Reputation: 2795
I'm coming across something that is almost certainly a stupid mistake on my part, but I can't seem to figure out what's going on.
Essentially, I have a series of dates as strings in the format "%d-%b-%y"
, such as 26-Sep-05
. When I go to convert them to datetime, the year is sometimes correct, but sometimes it is not.
E.g.:
dates = ['26-Sep-05', '26-Sep-05', '15-Jun-70', '5-Dec-94', '9-Jan-61', '8-Feb-55']

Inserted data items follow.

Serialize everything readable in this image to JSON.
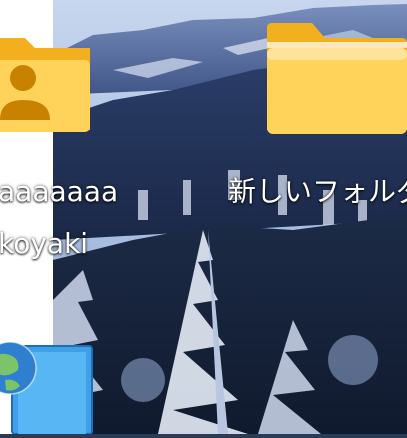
{
  "desktop": {
    "icons": [
      {
        "name": "user-folder",
        "label_line1": "aaaaaaa",
        "label_line2": "koyaki",
        "icon": "user-folder-icon"
      },
      {
        "name": "new-folder",
        "label_line1": "新しいフォルダ",
        "icon": "folder-icon"
      },
      {
        "name": "network-shortcut",
        "icon": "globe-icon"
      }
    ]
  },
  "colors": {
    "folder_back": "#f2b01e",
    "folder_front": "#ffd35a",
    "folder_front_light": "#ffe39a",
    "user_silhouette": "#c98200",
    "strip": "#ffffff"
  }
}
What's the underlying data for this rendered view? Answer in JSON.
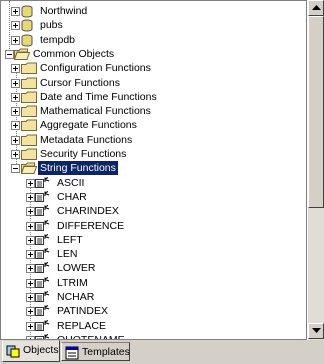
{
  "tree": {
    "nodes": [
      {
        "label": "Northwind",
        "icon": "database",
        "expander": "plus",
        "level": 1,
        "selected": false
      },
      {
        "label": "pubs",
        "icon": "database",
        "expander": "plus",
        "level": 1,
        "selected": false
      },
      {
        "label": "tempdb",
        "icon": "database",
        "expander": "plus",
        "level": 1,
        "selected": false
      },
      {
        "label": "Common Objects",
        "icon": "folder-open",
        "expander": "minus",
        "level": 0,
        "selected": false
      },
      {
        "label": "Configuration Functions",
        "icon": "folder",
        "expander": "plus",
        "level": 1,
        "selected": false
      },
      {
        "label": "Cursor Functions",
        "icon": "folder",
        "expander": "plus",
        "level": 1,
        "selected": false
      },
      {
        "label": "Date and Time Functions",
        "icon": "folder",
        "expander": "plus",
        "level": 1,
        "selected": false
      },
      {
        "label": "Mathematical Functions",
        "icon": "folder",
        "expander": "plus",
        "level": 1,
        "selected": false
      },
      {
        "label": "Aggregate Functions",
        "icon": "folder",
        "expander": "plus",
        "level": 1,
        "selected": false
      },
      {
        "label": "Metadata Functions",
        "icon": "folder",
        "expander": "plus",
        "level": 1,
        "selected": false
      },
      {
        "label": "Security Functions",
        "icon": "folder",
        "expander": "plus",
        "level": 1,
        "selected": false
      },
      {
        "label": "String Functions",
        "icon": "folder-open",
        "expander": "minus",
        "level": 1,
        "selected": true
      },
      {
        "label": "ASCII",
        "icon": "function",
        "expander": "plus",
        "level": 2,
        "selected": false
      },
      {
        "label": "CHAR",
        "icon": "function",
        "expander": "plus",
        "level": 2,
        "selected": false
      },
      {
        "label": "CHARINDEX",
        "icon": "function",
        "expander": "plus",
        "level": 2,
        "selected": false
      },
      {
        "label": "DIFFERENCE",
        "icon": "function",
        "expander": "plus",
        "level": 2,
        "selected": false
      },
      {
        "label": "LEFT",
        "icon": "function",
        "expander": "plus",
        "level": 2,
        "selected": false
      },
      {
        "label": "LEN",
        "icon": "function",
        "expander": "plus",
        "level": 2,
        "selected": false
      },
      {
        "label": "LOWER",
        "icon": "function",
        "expander": "plus",
        "level": 2,
        "selected": false
      },
      {
        "label": "LTRIM",
        "icon": "function",
        "expander": "plus",
        "level": 2,
        "selected": false
      },
      {
        "label": "NCHAR",
        "icon": "function",
        "expander": "plus",
        "level": 2,
        "selected": false
      },
      {
        "label": "PATINDEX",
        "icon": "function",
        "expander": "plus",
        "level": 2,
        "selected": false
      },
      {
        "label": "REPLACE",
        "icon": "function",
        "expander": "plus",
        "level": 2,
        "selected": false
      },
      {
        "label": "QUOTENAME",
        "icon": "function",
        "expander": "plus",
        "level": 2,
        "selected": false
      }
    ]
  },
  "tabs": [
    {
      "label": "Objects",
      "icon": "objects-tab-icon",
      "active": true
    },
    {
      "label": "Templates",
      "icon": "templates-tab-icon",
      "active": false
    }
  ],
  "colors": {
    "selection": "#0a246a",
    "folder": "#f4e3a0",
    "database": "#e8d870",
    "background": "#d4d0c8"
  }
}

pd.to_datetime(dates, format="%d-%b-%y")
DatetimeIndex(['2005-09-26', '2005-09-26', '1970-06-15', '1994-12-05',
'2061-01-09', '2055-02-08'],
dtype='datetime64[ns]', freq=None)
The last two entries, which get returned as 2061 and 2055 for the years, are wrong. But this works fine for the 15-Jun-70
entry. What's going on here?
Upvotes: 20
Views: 23698
Reputation: 11
If running into the same problem using a pandas DataFrame, try using the current year or year greater than a particular year, then apply a lambda function similar to below:
df["column"] = df["column"].apply(lambda x: x - dt.timedelta(days=365*100) if x > dt.datetime.now() else x)
or
df["column"] = df["column"].apply(lambda x: x - dt.timedelta(days=365*100) if x > 2022 else x)
Upvotes: 0
Reputation: 136
Another quick solution to the problem:-
import pandas as pd
import numpy as np
dates = pd.DataFrame(['26-Sep-05', '26-Sep-05', '15-Jun-70', '5-Dec-94', '9-Jan-61', '8-Feb-55'])
for i in dates:
tempyear=pd.to_numeric(dates[i].str[-2:])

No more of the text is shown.